The platform allows residents to provide input about the types of businesses they want to see in their neighborhoods through an online message portal that’s shared with entrepreneurs and storefront owners, and they can pool money and investments to support those businesses. Real estate owners and entrepreneurs have access to neighborhood-specific permitting, licensing and zoning requirements, and predictive business analytics to assure that their business is well suited to the proposed location. The flexible concierge-type service also helps businesses and real estate owners to arrange mutually beneficial lease agreements to accommodate seasonal businesses, according to Cunningham.

Applying business skills for the community

At age 41, Cunningham, a lifelong Boston resident who’s spent much of his career as a community organizer with the Boston Workers Alliance and Transportation for Massachusetts, is passionate about putting his Suffolk business degree to work in community development and urban planning.

Initially sparked by the long stretches of empty storefronts along Dorchester’s Blue Hill Avenue, Cunningham’s MyBlock business model—now known as the Venture Popup Accelerator—is designed to help cities and towns rethink how businesses can be leveraged to grow communities and to empower residents in that process.

With MyBlock, Cunningham competed in the City Start Boston Boot Camp, finishing second, and went on to pitch the model with the Boston Entrepreneurs Network and the Massachusetts Technology Collaborative Unconference in 2015.

But it was at the Sawyer Business School that the pieces of the Venture Popup Accelerator plan came together.
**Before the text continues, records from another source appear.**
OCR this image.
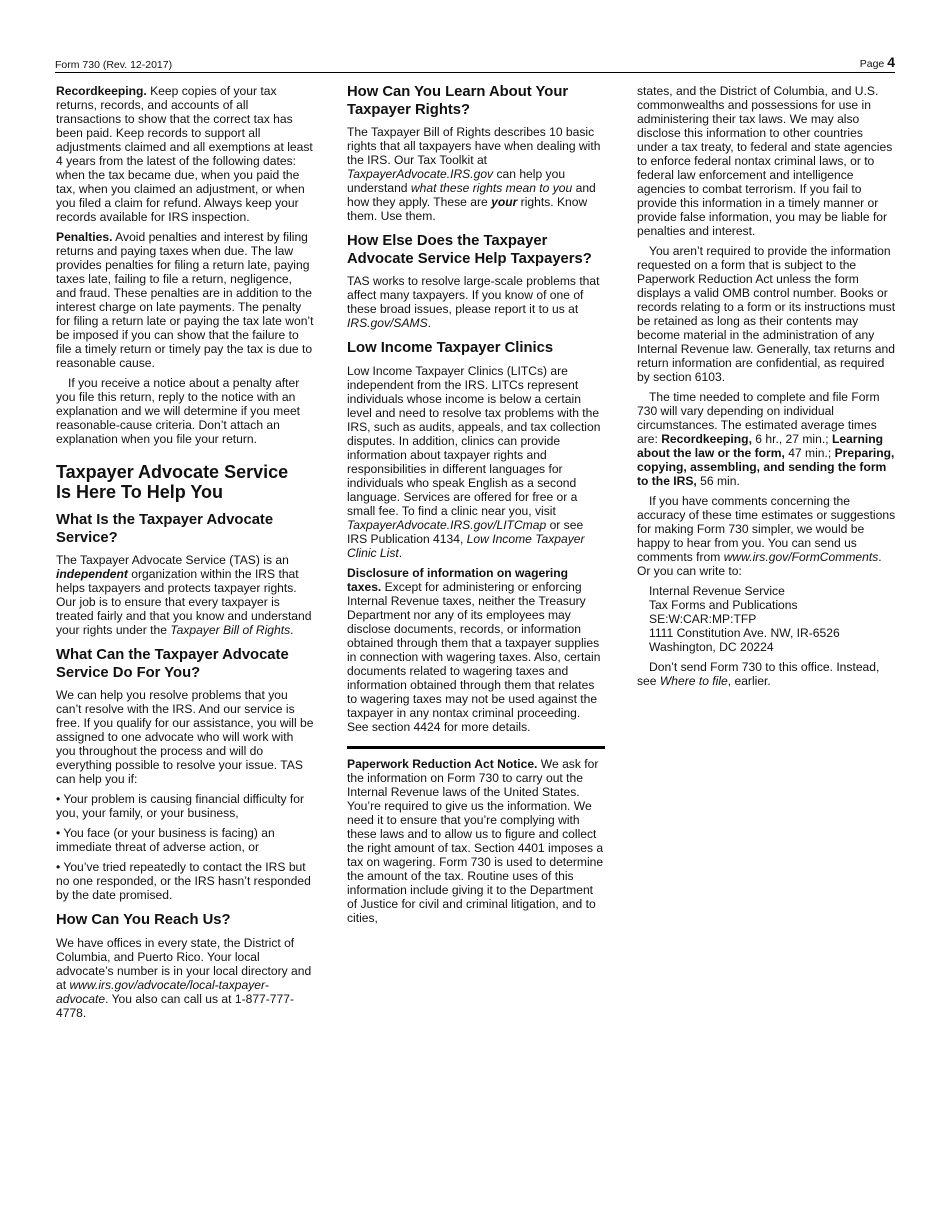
Form 730 (Rev. 12-2017)	Page 4

Recordkeeping. Keep copies of your tax returns, records, and accounts of all transactions to show that the correct tax has been paid. Keep records to support all adjustments claimed and all exemptions at least 4 years from the latest of the following dates: when the tax became due, when you paid the tax, when you claimed an adjustment, or when you filed a claim for refund. Always keep your records available for IRS inspection.

Penalties. Avoid penalties and interest by filing returns and paying taxes when due. The law provides penalties for filing a return late, paying taxes late, failing to file a return, negligence, and fraud. These penalties are in addition to the interest charge on late payments. The penalty for filing a return late or paying the tax late won’t be imposed if you can show that the failure to file a timely return or timely pay the tax is due to reasonable cause.

If you receive a notice about a penalty after you file this return, reply to the notice with an explanation and we will determine if you meet reasonable-cause criteria. Don’t attach an explanation when you file your return.

Taxpayer Advocate Service
Is Here To Help You
What Is the Taxpayer Advocate Service?

The Taxpayer Advocate Service (TAS) is an independent organization within the IRS that helps taxpayers and protects taxpayer rights. Our job is to ensure that every taxpayer is treated fairly and that you know and understand your rights under the Taxpayer Bill of Rights.

What Can the Taxpayer Advocate Service Do For You?

We can help you resolve problems that you can’t resolve with the IRS. And our service is free. If you qualify for our assistance, you will be assigned to one advocate who will work with you throughout the process and will do everything possible to resolve your issue. TAS can help you if:

• Your problem is causing financial difficulty for you, your family, or your business,

• You face (or your business is facing) an immediate threat of adverse action, or

• You’ve tried repeatedly to contact the IRS but no one responded, or the IRS hasn’t responded by the date promised.

How Can You Reach Us?

We have offices in every state, the District of Columbia, and Puerto Rico. Your local advocate’s number is in your local directory and at www.irs.gov/advocate/local-taxpayer-advocate. You also can call us at 1-877-777-4778.

How Can You Learn About Your Taxpayer Rights?

The Taxpayer Bill of Rights describes 10 basic rights that all taxpayers have when dealing with the IRS. Our Tax Toolkit at TaxpayerAdvocate.IRS.gov can help you understand what these rights mean to you and how they apply. These are your rights. Know them. Use them.

How Else Does the Taxpayer Advocate Service Help Taxpayers?

TAS works to resolve large-scale problems that affect many taxpayers. If you know of one of these broad issues, please report it to us at IRS.gov/SAMS.

Low Income Taxpayer Clinics

Low Income Taxpayer Clinics (LITCs) are independent from the IRS. LITCs represent individuals whose income is below a certain level and need to resolve tax problems with the IRS, such as audits, appeals, and tax collection disputes. In addition, clinics can provide information about taxpayer rights and responsibilities in different languages for individuals who speak English as a second language. Services are offered for free or a small fee. To find a clinic near you, visit TaxpayerAdvocate.IRS.gov/LITCmap or see IRS Publication 4134, Low Income Taxpayer Clinic List.

Disclosure of information on wagering taxes. Except for administering or enforcing Internal Revenue taxes, neither the Treasury Department nor any of its employees may disclose documents, records, or information obtained through them that a taxpayer supplies in connection with wagering taxes. Also, certain documents related to wagering taxes and information obtained through them that relates to wagering taxes may not be used against the taxpayer in any nontax criminal proceeding. See section 4424 for more details.

Paperwork Reduction Act Notice. We ask for the information on Form 730 to carry out the Internal Revenue laws of the United States. You’re required to give us the information. We need it to ensure that you’re complying with these laws and to allow us to figure and collect the right amount of tax. Section 4401 imposes a tax on wagering. Form 730 is used to determine the amount of the tax. Routine uses of this information include giving it to the Department of Justice for civil and criminal litigation, and to cities,

states, and the District of Columbia, and U.S. commonwealths and possessions for use in administering their tax laws. We may also disclose this information to other countries under a tax treaty, to federal and state agencies to enforce federal nontax criminal laws, or to federal law enforcement and intelligence agencies to combat terrorism. If you fail to provide this information in a timely manner or provide false information, you may be liable for penalties and interest.

You aren’t required to provide the information requested on a form that is subject to the Paperwork Reduction Act unless the form displays a valid OMB control number. Books or records relating to a form or its instructions must be retained as long as their contents may become material in the administration of any Internal Revenue law. Generally, tax returns and return information are confidential, as required by section 6103.

The time needed to complete and file Form 730 will vary depending on individual circumstances. The estimated average times are: Recordkeeping, 6 hr., 27 min.; Learning about the law or the form, 47 min.; Preparing, copying, assembling, and sending the form to the IRS, 56 min.

If you have comments concerning the accuracy of these time estimates or suggestions for making Form 730 simpler, we would be happy to hear from you. You can send us comments from www.irs.gov/FormComments. Or you can write to:

Internal Revenue Service
Tax Forms and Publications
SE:W:CAR:MP:TFP
1111 Constitution Ave. NW, IR-6526
Washington, DC 20224

Don’t send Form 730 to this office. Instead, see Where to file, earlier.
Entrepreneurship Professor Robert Smith underscored the importance of analytic data collection to the project’s success. Professor Dominic Thomas, co-director of the Center for Innovative Collaboration and Leadership and its Innovation Fellows Program, and Richard Taylor, executive-in-residence at Suffolk’s Center for Real Estate, were invaluable mentors.
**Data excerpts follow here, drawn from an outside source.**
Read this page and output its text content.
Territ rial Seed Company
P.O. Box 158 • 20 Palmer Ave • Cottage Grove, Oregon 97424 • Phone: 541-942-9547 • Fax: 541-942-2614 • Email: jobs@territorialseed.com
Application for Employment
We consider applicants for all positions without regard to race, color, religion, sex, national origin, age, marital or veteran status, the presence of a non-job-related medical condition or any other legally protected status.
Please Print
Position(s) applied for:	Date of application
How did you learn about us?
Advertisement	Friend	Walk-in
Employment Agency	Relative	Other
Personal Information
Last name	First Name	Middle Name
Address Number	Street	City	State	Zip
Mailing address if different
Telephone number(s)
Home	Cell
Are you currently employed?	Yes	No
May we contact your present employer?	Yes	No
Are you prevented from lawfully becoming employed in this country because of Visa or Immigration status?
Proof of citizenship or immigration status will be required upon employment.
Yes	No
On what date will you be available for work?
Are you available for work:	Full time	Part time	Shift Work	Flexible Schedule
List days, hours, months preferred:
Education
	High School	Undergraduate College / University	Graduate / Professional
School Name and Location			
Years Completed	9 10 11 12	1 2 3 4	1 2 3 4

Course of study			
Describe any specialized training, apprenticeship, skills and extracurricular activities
“My professors always supported me and gave me the confidence to go out in the business world and be competitive,” Cunningham says.

He also is working with Professor Lolita Darden and student Eric Tatman in the Law School’s Intellectual Property & Entrepreneurship Clinic to develop contracts and other legal documents for his organization.

Cunningham has organized community panel discussions and is working with the Uphams Corner, West Roxbury, and Washington Gateway Main Streets programs to strategize on how to incorporate his ideas as these programs work on filling empty storefronts.

He is pursuing a master’s degree in public policy beginning next fall at Tufts University.

Student ideas go from classroom to practice

The Innovation Fellows Program, co-directed by Thomas and Professor Jodi Detjen, was developed in 2016 to provide students the “opportunity to pursue passions and transition ideas from academia to practice,” Thomas says. “If classroom learning works, it inspires students to think of new ways of doing things in the world….Jodi and I wanted to provide support for our students’ great ideas to grow and flourish.”

“Now that the business plan is in place, there is an exciting opportunity to launch this effort with several properties and strengthen communities one commercial block at a time,” Cunningham says. “The fellowship funding has been critical to getting the Venture Popup Accelerator off the ground.”

The Terino Family Foundation and Eastern Bank each have committed to endowments of $100,000 for annual Innovation Fellowship awards of $2,000. Thomas and Detjen hope that at least nine more companies will step forward to provide additional fellowship opportunities for Suffolk University students inspired in the classroom and ready to make their visions a reality.